While collecting birds late in his life along the upper Missouri and Yellowstone Rivers in June 1843, John James Audubon took several specimens of a blackbird he believed was new to science. He named it Quiscalus breweri after Thomas Mayo Brewer, a friend who was a Boston physician and ornithologist. The species had been described previously, however, as Psarocolius cyanocephalus in 1829 by Johannes Wagler; the specific name, meaning blue-headed, is therefore retained by ornithologists, while the English name still honors Brewer. From time to time the bird also has been known locally as “Satin Bird” or “Glossy Blackbird.” These colloquial names are rarely used, yet they nicely capture the impression given by sunlit males: their plumage is highlighted by striking violet and blue-green iridescence, punctuated by piercing yellow eyes.
An historically common and conspicuous social species and colonial breeder in open habitats and in farmstead and suburban settings of western North America, Brewer's Blackbird was not recorded nesting east of western Minnesota before 1914. Beginning about then and continuing over the next 4 decades, it undertook a rapid, leap-frog patterned eastward expansion of its breeding range, extending nesting populations approximately 1,200 km at an advancement rate averaging 18 km/year. The pioneering birds took advantage of forest clearing and land conversion to agriculture, and followed linear highway, railroad, and utility corridors to penetrate unfavorable barriers and reach new areas of appropriate breeding habitat. Extension of the species' nesting range also occurred in western Canada, as Brewer's Blackbirds moved 300 km north of their traditional breeding areas to eventually reach southern Mackenzie. Enlargement of the range used by wintering birds occurred concurrently, and now the species is common during winter in the southeastern United States. Today, the Brewer's Blackbird is viewed as a model for understanding avian range expansions promoted by human alterations in habitat.
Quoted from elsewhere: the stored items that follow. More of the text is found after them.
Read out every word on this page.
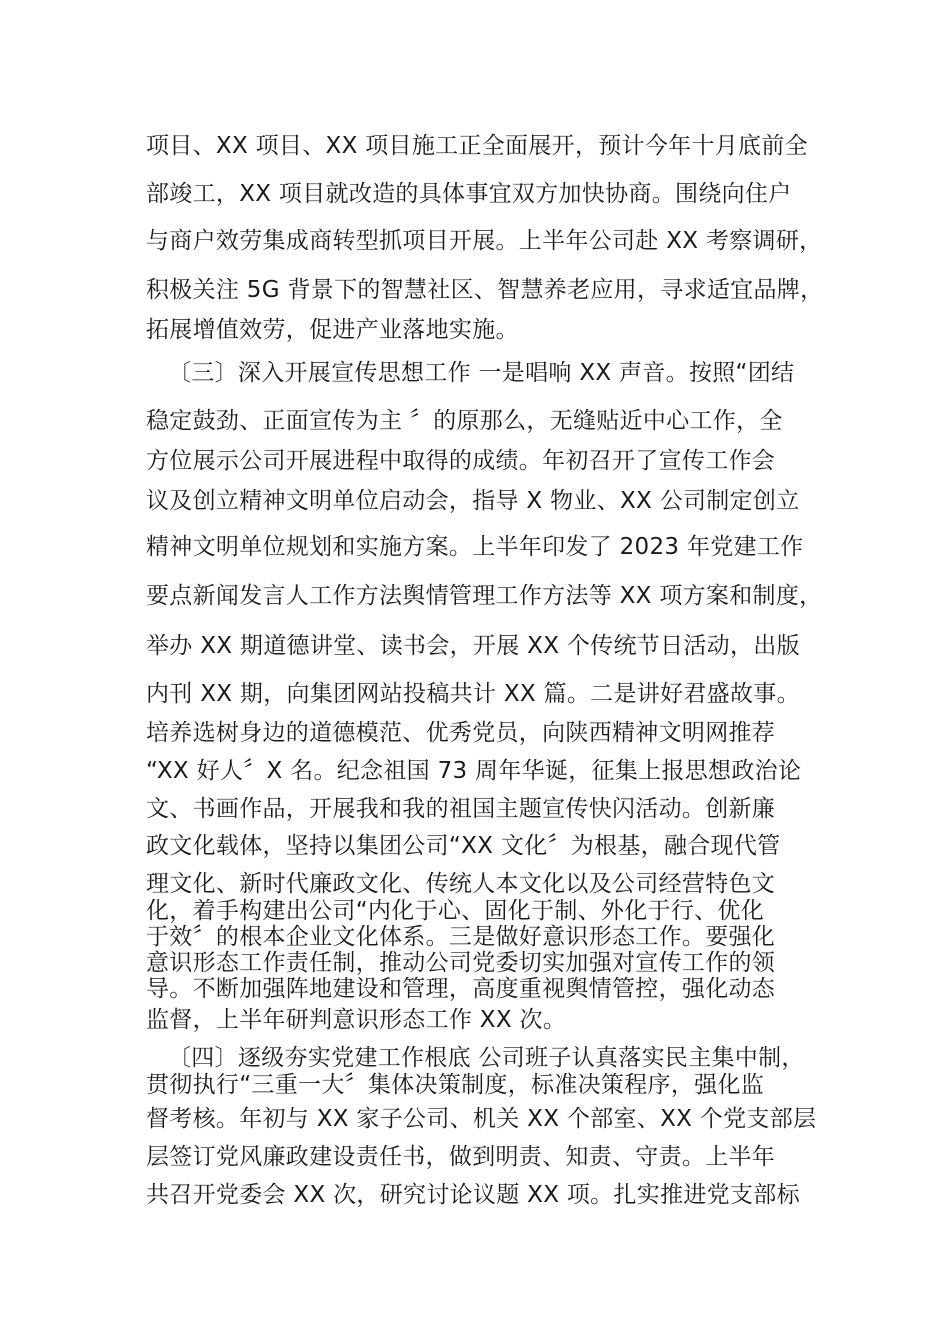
项目、XX 项目、XX 项目施工正全面展开，预计今年十月底前全
部竣工，XX 项目就改造的具体事宜双方加快协商。围绕向住户
与商户效劳集成商转型抓项目开展。上半年公司赴 XX 考察调研，
积极关注 5G 背景下的智慧社区、智慧养老应用，寻求适宜品牌，
拓展增值效劳，促进产业落地实施。
〔三〕深入开展宣传思想工作 一是唱响 XX 声音。按照“团结
稳定鼓劲、正面宣传为主 〞的原那么，无缝贴近中心工作，全
方位展示公司开展进程中取得的成绩。年初召开了宣传工作会
议及创立精神文明单位启动会，指导 X 物业、XX 公司制定创立
精神文明单位规划和实施方案。上半年印发了 2023 年党建工作
要点新闻发言人工作方法舆情管理工作方法等 XX 项方案和制度，
举办 XX 期道德讲堂、读书会，开展 XX 个传统节日活动，出版
内刊 XX 期，向集团网站投稿共计 XX 篇。二是讲好君盛故事。
培养选树身边的道德模范、优秀党员，向陕西精神文明网推荐
“XX 好人〞X 名。纪念祖国 73 周年华诞，征集上报思想政治论
文、书画作品，开展我和我的祖国主题宣传快闪活动。创新廉
政文化载体，坚持以集团公司“XX 文化〞为根基，融合现代管
理文化、新时代廉政文化、传统人本文化以及公司经营特色文
化，着手构建出公司“内化于心、固化于制、外化于行、优化
于效〞的根本企业文化体系。三是做好意识形态工作。要强化
意识形态工作责任制，推动公司党委切实加强对宣传工作的领
导。不断加强阵地建设和管理，高度重视舆情管控，强化动态
监督，上半年研判意识形态工作 XX 次。
〔四〕逐级夯实党建工作根底 公司班子认真落实民主集中制，
贯彻执行“三重一大〞集体决策制度，标准决策程序，强化监
督考核。年初与 XX 家子公司、机关 XX 个部室、XX 个党支部层
层签订党风廉政建设责任书，做到明责、知责、守责。上半年
共召开党委会 XX 次，研究讨论议题 XX 项。扎实推进党支部标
As this blackbird moved eastward, it became sympatric with the long-entrenched Common Grackle (Quiscalus quiscula), both species showing strong preferences for open habitats and suburban environments. Surprisingly, interactions between the two resulted in the competitive exclusion and displacement of the larger grackles from long-occupied sites in localized rural settings dominated by grassy habitats ( Stepney 1979b ), but not from urban or suburban habitats where the grackles persisted. Interestingly, the relatively recent invasion by Common Grackles of Front Range communities along the base of the Rocky Mountains coincided with the disappearance of Brewer's Blackbirds from the urban and suburban communities they had long utilized in this region, suggesting that Brewer's may be competitively superior in a variety of grassland environments along the Front Range, but that the Common Grackle may be better adapted in city and town situations. This is deserving of focused research.
Because of the ease of its study, its broad ecological plasticity, and its occupancy of environments that can be quite unpredictable over brief as well as long periods, the Brewer's Blackbird has been used as a subject to evaluate model hypotheses related to intriguing questions of behavioral and evolutionary ecology. The research for several Master theses and Ph.D. dissertations ( Mulford 1936 ; Verbeek 1962a ; Horn 1966a ; Stepney Stepney 1971 , Stepney 1979b ; Furrer 1974 ; O'Connor 1976 ; Irwin 1989 ) have explored a variety of such themes, all of which contribute to the account presented here. While the authors of these insightful studies wrote dissertations and published papers addressing their findings as they related specifically to the model hypotheses under examination, many of the underlying life history, ecological, and behavioral observations and data were not presented in the written products, leaving gaps in the published literature on many details of breeding biology, wintering ecology, and behavior of this interesting blackbird—but also leaving rich opportunities for future studies by professional and amateur ornithologists!